En Côte d’Ivoire, le gouvernement continue son offensive dans le secteur halieutique. Le 26 mars dernier, le Projet de Développement des Chaînes de Valeur Compétitives de l’Aquaculture et de la Pêche Durable (ProDeCAP) a été lancé dans la ville portuaire de San-Pédro, pour une durée de 5 ans. D’un coût de 19 milliards FCFA (environ 30 millions d’euros), l’initiative est cofinancée à hauteur de 85% par un prêt de la Banque africaine de développement (BAD).

Elle cible l’amélioration de la gouvernance et la gestion durable des pêches maritimes, lagunaires et continentales, tout en boostant l’aquaculture et en renforçant la compétitivité des chaînes de valeur. Au total 700 000 personnes doivent en bénéficier directement ou indirectement, dont 50 000 aquaculteurs et 650 000 acteurs de la pêche.

Une demande qui explose

Le poisson occupe une place centrale dans l’alimentation ivoirienne, au point d’en constituer la principale source de protéines animales. La consommation moyenne y avoisine 25 kg par personne et par an selon les données du Département américain de l’agriculture (USDA), soit près du double de la moyenne africaine (10 kg) et plus que le niveau mondial (20,5 kg). Cette appétence s’est renforcée au fil des années, portée par la croissance démographique, l’urbanisation rapide, et l’augmentation des revenus qui modifient les habitudes alimentaires, notamment dans des centres urbains comme Abidjan.

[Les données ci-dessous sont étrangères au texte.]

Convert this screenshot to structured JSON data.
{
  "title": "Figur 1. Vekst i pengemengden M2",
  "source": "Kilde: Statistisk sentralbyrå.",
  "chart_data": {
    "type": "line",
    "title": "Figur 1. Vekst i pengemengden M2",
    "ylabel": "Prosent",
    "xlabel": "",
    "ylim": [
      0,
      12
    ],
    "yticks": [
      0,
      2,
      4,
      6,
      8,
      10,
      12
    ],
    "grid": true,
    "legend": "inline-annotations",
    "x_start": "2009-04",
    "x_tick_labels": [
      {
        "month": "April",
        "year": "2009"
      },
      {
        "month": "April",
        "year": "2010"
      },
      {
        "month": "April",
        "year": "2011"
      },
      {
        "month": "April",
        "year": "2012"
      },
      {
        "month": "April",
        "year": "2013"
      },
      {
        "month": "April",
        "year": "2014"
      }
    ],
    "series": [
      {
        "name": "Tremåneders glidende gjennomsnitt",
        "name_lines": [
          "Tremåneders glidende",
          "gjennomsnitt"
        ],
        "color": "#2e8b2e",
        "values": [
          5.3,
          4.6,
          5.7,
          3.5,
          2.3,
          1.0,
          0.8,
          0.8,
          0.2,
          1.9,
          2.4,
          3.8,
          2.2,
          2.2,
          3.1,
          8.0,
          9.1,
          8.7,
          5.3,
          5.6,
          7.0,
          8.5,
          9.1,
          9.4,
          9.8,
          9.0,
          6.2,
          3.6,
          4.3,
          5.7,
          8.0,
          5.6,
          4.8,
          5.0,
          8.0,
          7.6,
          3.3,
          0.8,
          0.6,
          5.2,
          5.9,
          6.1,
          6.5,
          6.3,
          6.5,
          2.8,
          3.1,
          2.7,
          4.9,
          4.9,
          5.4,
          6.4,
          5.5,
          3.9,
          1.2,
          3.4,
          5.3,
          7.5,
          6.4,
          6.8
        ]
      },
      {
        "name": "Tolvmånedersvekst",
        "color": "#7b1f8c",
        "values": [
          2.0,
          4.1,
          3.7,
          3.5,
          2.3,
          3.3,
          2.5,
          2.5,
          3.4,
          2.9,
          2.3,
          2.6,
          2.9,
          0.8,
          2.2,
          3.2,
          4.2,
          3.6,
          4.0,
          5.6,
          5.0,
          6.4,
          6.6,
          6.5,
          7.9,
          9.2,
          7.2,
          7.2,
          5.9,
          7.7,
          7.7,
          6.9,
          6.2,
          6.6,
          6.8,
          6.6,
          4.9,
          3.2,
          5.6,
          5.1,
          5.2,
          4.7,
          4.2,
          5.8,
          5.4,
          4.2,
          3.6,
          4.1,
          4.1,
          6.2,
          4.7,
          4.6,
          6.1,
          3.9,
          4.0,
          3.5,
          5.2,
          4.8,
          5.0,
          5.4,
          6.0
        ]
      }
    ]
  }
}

Face à cette tendance, la production nationale peine à suivre. Si l’offre a augmenté depuis 2014, la dynamique de la pêche artisanale (75% du total des captures) reste encore insuffisante, plombée par des défis comme l’épuisement des stocks halieutiques et la recrudescence de la pêche illicite, non déclarée et non réglementée (INN), alors que l’aquaculture demeure embryonnaire, avec moins de 5% de la production nationale de poissons.

Cette conjonction de facteurs a fortement nourri sur la dernière décennie, la dépendance du pays à l’approvisionnement extérieur pour combler ses besoins. Entre 2015 et 2024, les importations ivoiriennes de poissons frais se sont fortement accéléré, passant d’environ 388 000 tonnes à plus de 732 000 tonnes selon les données douanières, et entraînant une hausse quasi parallèle de la facture d’achat.

Sur la même période, la valeur de ces importations est passée de 229 milliards FCFA (environ 349,1 millions d’euros) à un peu plus de 518 milliards FCFA (environ 789,7 millions d’euros). Le Chili a été le premier fournisseur en 2024, devant la Chine, le Pérou, le Sénégal et la Mauritanie.

Des initiatives multiples pour renforcer l’aquaculture

Ce nouveau projet vient s’ajouter à une série d’initiative lancées par les autorités ivoiriennes depuis 5 ans. En janvier 2022, le pays dévoilait le Programme stratégique de transformation de l’aquaculture (PSTACI), avec à l’horizon 2030 un objectif de production annuel de l’ordre de 500 000 tonnes de poissons. Cette feuille de route a été plus tard complétée par un plan spécifique qui veut booster l’élevage de tilapias.

L’objectif est de faire passer la production de cette espèce à 68 000 tonnes d’ici 2031. Si actuellement, l’offre se situe à moins de 10 000 tonnes, les acteurs entendent tirer profit du potentiel naturel du pays pour réaliser cette ambition. La Côte d’Ivoire dispose en effet de près de 1 760 km² de retenues d’eau et barrages aménagés sur les fleuves Bandama, Sassandra et Bia, qui constituent autant de réservoirs mobilisables pour l’élevage de poissons.

À ces infrastructures s’ajoute un réseau de grands cours d’eau, donc le Cavally et la Comoé, qui irriguent le pays du nord au sud. Le littoral et l’intérieur des terres offrent par ailleurs environ 150 000 hectares de lagunes et 350 000 hectares de lacs, retenues et bas-fonds adaptés à l’implantation de cages flottantes ou d’enclos piscicoles. Autant de ressources naturelles qui offrent des possibilités pour le développement d’infrastructures aquacoles sur les cours et plans d’eau.